Save and load a scikit-learn model with joblib (model persistence
For reliable deployment, persist the entire pipeline (preprocessing + estimator). This “save and load scikit-learn model joblib” approach prevents inference-time preprocessing drift.
import joblib
# Save the best pipeline from GridSearchCV
joblib.dump(grid.best_estimator_, 'netalith_model.joblib')
# Load for inference
model = joblib.load('netalith_model.joblib')
probs = model.predict_proba(new_X)[:, 1]
From notebook to script: create an inference script
To move toward MLOps and “mlops python deployment” workflows, refactor the notebook into a small script that loads the model and runs predictions. Keep I/O and preprocessing consistent by using the saved pipeline.
# inference.py
import joblib
import pandas as pd
MODEL_PATH = 'netalith_model.joblib'
def predict(input_csv: str):
model = joblib.load(MODEL_PATH)
X_new = pd.read_csv(input_csv)
probs = model.predict_proba(X_new)[:, 1]
return probs
if __name__ == '__main__':
preds = predict('new_data.csv')
print(preds[:10])
Next steps and deployment pointers (MLOps basics
- Add input validation and feature checks (schema drift detection).
- Package the inference script as a CLI or lightweight API.
- Log metrics and model version identifiers for traceability.
- For larger projects, consider a simple training pipeline + registry pattern.
Conclusion
This scikit-learn tutorial demonstrated an end-to-end sklearn workflow: split your data correctly, preprocess with Pipeline/ColumnTransformer, train and tune classifiers with cross-validation, evaluate with ROC AUC and precision/recall, prevent leakage, and use joblib for model persistence so you can run consistent inference later.
FAQ
Why use a Pipeline instead of manual preprocessing?
A pipeline reduces data leakage risk, keeps fit/transform logic consistent, and makes it easier to save and load the full workflow.
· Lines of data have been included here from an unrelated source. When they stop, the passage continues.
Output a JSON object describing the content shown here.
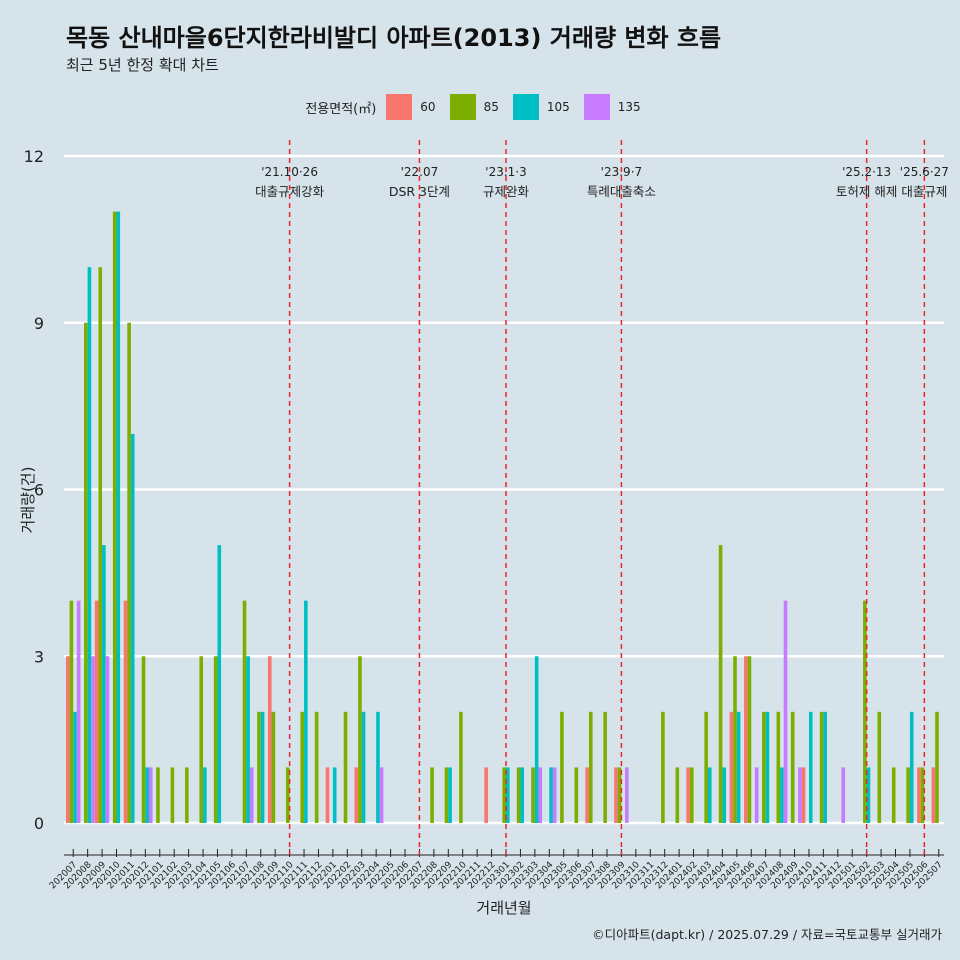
{
  "header": {
    "title": "목동 산내마을6단지한라비발디 아파트(2013) 거래량 변화 흐름",
    "subtitle": "최근 5년 한정 확대 차트"
  },
  "legend": {
    "title": "전용면적(㎡)",
    "items": [
      {
        "label": "60",
        "color": "#f8766d"
      },
      {
        "label": "85",
        "color": "#7cae00"
      },
      {
        "label": "105",
        "color": "#00bfc4"
      },
      {
        "label": "135",
        "color": "#c77cff"
      }
    ]
  },
  "footer": {
    "source": "©디아파트(dapt.kr) / 2025.07.29 / 자료=국토교통부 실거래가"
  },
  "chart_data": {
    "type": "bar",
    "xlabel": "거래년월",
    "ylabel": "거래량(건)",
    "ylim": [
      0,
      12
    ],
    "yticks": [
      0,
      3,
      6,
      9,
      12
    ],
    "grid": true,
    "legend_position": "top",
    "categories": [
      "202007",
      "202008",
      "202009",
      "202010",
      "202011",
      "202012",
      "202101",
      "202102",
      "202103",
      "202104",
      "202105",
      "202106",
      "202107",
      "202108",
      "202109",
      "202110",
      "202111",
      "202112",
      "202201",
      "202202",
      "202203",
      "202204",
      "202205",
      "202206",
      "202207",
      "202208",
      "202209",
      "202210",
      "202211",
      "202212",
      "202301",
      "202302",
      "202303",
      "202304",
      "202305",
      "202306",
      "202307",
      "202308",
      "202309",
      "202310",
      "202311",
      "202312",
      "202401",
      "202402",
      "202403",
      "202404",
      "202405",
      "202406",
      "202407",
      "202408",
      "202409",
      "202410",
      "202411",
      "202412",
      "202501",
      "202502",
      "202503",
      "202504",
      "202505",
      "202506",
      "202507"
    ],
    "series": [
      {
        "name": "60",
        "color": "#f8766d",
        "values": [
          3,
          0,
          4,
          0,
          4,
          0,
          0,
          0,
          0,
          0,
          0,
          0,
          0,
          0,
          3,
          0,
          0,
          0,
          1,
          0,
          1,
          0,
          0,
          0,
          0,
          0,
          0,
          0,
          0,
          1,
          0,
          0,
          0,
          0,
          0,
          0,
          1,
          0,
          1,
          0,
          0,
          0,
          0,
          1,
          0,
          0,
          2,
          3,
          0,
          0,
          0,
          1,
          0,
          0,
          0,
          0,
          0,
          0,
          0,
          1,
          1
        ]
      },
      {
        "name": "85",
        "color": "#7cae00",
        "values": [
          4,
          9,
          10,
          11,
          9,
          3,
          1,
          1,
          1,
          3,
          3,
          0,
          4,
          2,
          2,
          1,
          2,
          2,
          0,
          2,
          3,
          0,
          0,
          0,
          0,
          1,
          1,
          2,
          0,
          0,
          1,
          1,
          1,
          0,
          2,
          1,
          2,
          2,
          1,
          0,
          0,
          2,
          1,
          1,
          2,
          5,
          3,
          3,
          2,
          2,
          2,
          0,
          2,
          0,
          0,
          4,
          2,
          1,
          1,
          1,
          2
        ]
      },
      {
        "name": "105",
        "color": "#00bfc4",
        "values": [
          2,
          10,
          5,
          11,
          7,
          1,
          0,
          0,
          0,
          1,
          5,
          0,
          3,
          2,
          0,
          0,
          4,
          0,
          1,
          0,
          2,
          2,
          0,
          0,
          0,
          0,
          1,
          0,
          0,
          0,
          1,
          1,
          3,
          1,
          0,
          0,
          0,
          0,
          0,
          0,
          0,
          0,
          0,
          0,
          1,
          1,
          2,
          0,
          2,
          1,
          0,
          2,
          2,
          0,
          0,
          1,
          0,
          0,
          2,
          0,
          0
        ]
      },
      {
        "name": "135",
        "color": "#c77cff",
        "values": [
          4,
          3,
          3,
          0,
          0,
          1,
          0,
          0,
          0,
          0,
          0,
          0,
          1,
          0,
          0,
          0,
          0,
          0,
          0,
          0,
          0,
          1,
          0,
          0,
          0,
          0,
          0,
          0,
          0,
          0,
          0,
          0,
          1,
          1,
          0,
          0,
          0,
          0,
          1,
          0,
          0,
          0,
          0,
          0,
          0,
          0,
          0,
          1,
          0,
          4,
          1,
          0,
          0,
          1,
          0,
          0,
          0,
          0,
          0,
          0,
          0
        ]
      }
    ],
    "annotations": [
      {
        "at": "202110",
        "date": "'21.10·26",
        "label": "대출규제강화"
      },
      {
        "at": "202207",
        "date": "'22.07",
        "label": "DSR 3단계"
      },
      {
        "at": "202301",
        "date": "'23.1·3",
        "label": "규제완화"
      },
      {
        "at": "202309",
        "date": "'23.9·7",
        "label": "특례대출축소"
      },
      {
        "at": "202502",
        "date": "'25.2·13",
        "label": "토허제 해제"
      },
      {
        "at": "202506",
        "date": "'25.6·27",
        "label": "대출규제"
      }
    ]
  }
}
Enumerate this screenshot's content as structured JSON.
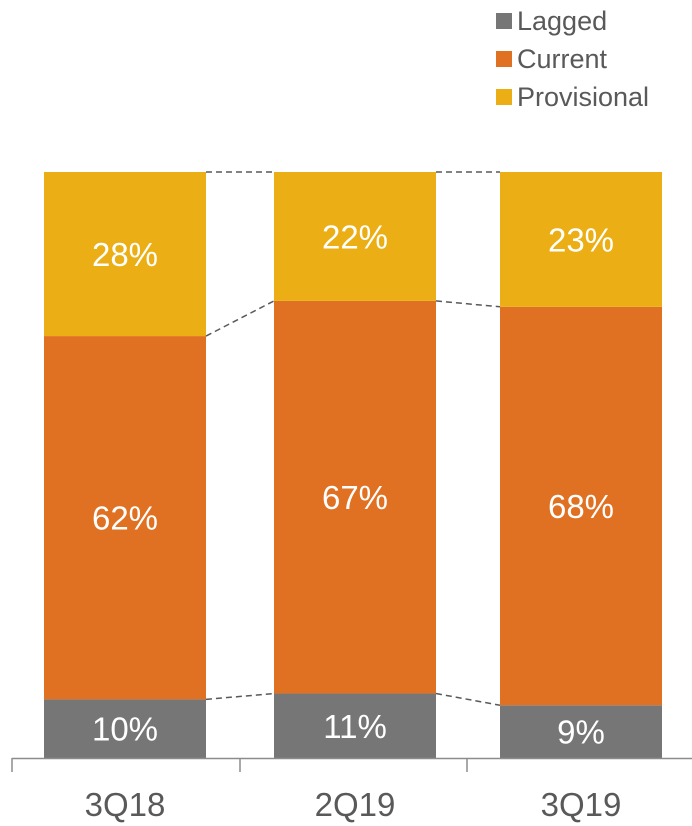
{
  "chart_data": {
    "type": "bar",
    "stacked": true,
    "categories": [
      "3Q18",
      "2Q19",
      "3Q19"
    ],
    "series": [
      {
        "name": "Lagged",
        "values": [
          10,
          11,
          9
        ],
        "labels": [
          "10%",
          "11%",
          "9%"
        ],
        "color": "#767676"
      },
      {
        "name": "Current",
        "values": [
          62,
          67,
          68
        ],
        "labels": [
          "62%",
          "67%",
          "68%"
        ],
        "color": "#E07122"
      },
      {
        "name": "Provisional",
        "values": [
          28,
          22,
          23
        ],
        "labels": [
          "28%",
          "22%",
          "23%"
        ],
        "color": "#EBAF15"
      }
    ],
    "legend_order": [
      "Lagged",
      "Current",
      "Provisional"
    ],
    "legend_position": "top-right",
    "ylim": [
      0,
      100
    ],
    "y_axis_visible": false,
    "grid": false,
    "connector_lines": "dashed",
    "title": "",
    "xlabel": "",
    "ylabel": ""
  }
}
What’s the difference between fit_transform and transform?
fit_transform learns parameters (fit) and applies them (transform) in one step. Use it only on training data; use transform for validation/test/new data—pipelines handle this safely during cross-validation and inference.
Should I optimize for ROC AUC or accuracy?
Use ROC AUC when ranking matters or classes are imbalanced; use accuracy when costs are symmetric and classes are balanced. Always sanity-check with a confusion matrix and precision/recall. In summary, a strong scikit-learn tutorial strategy should stay useful long after publication.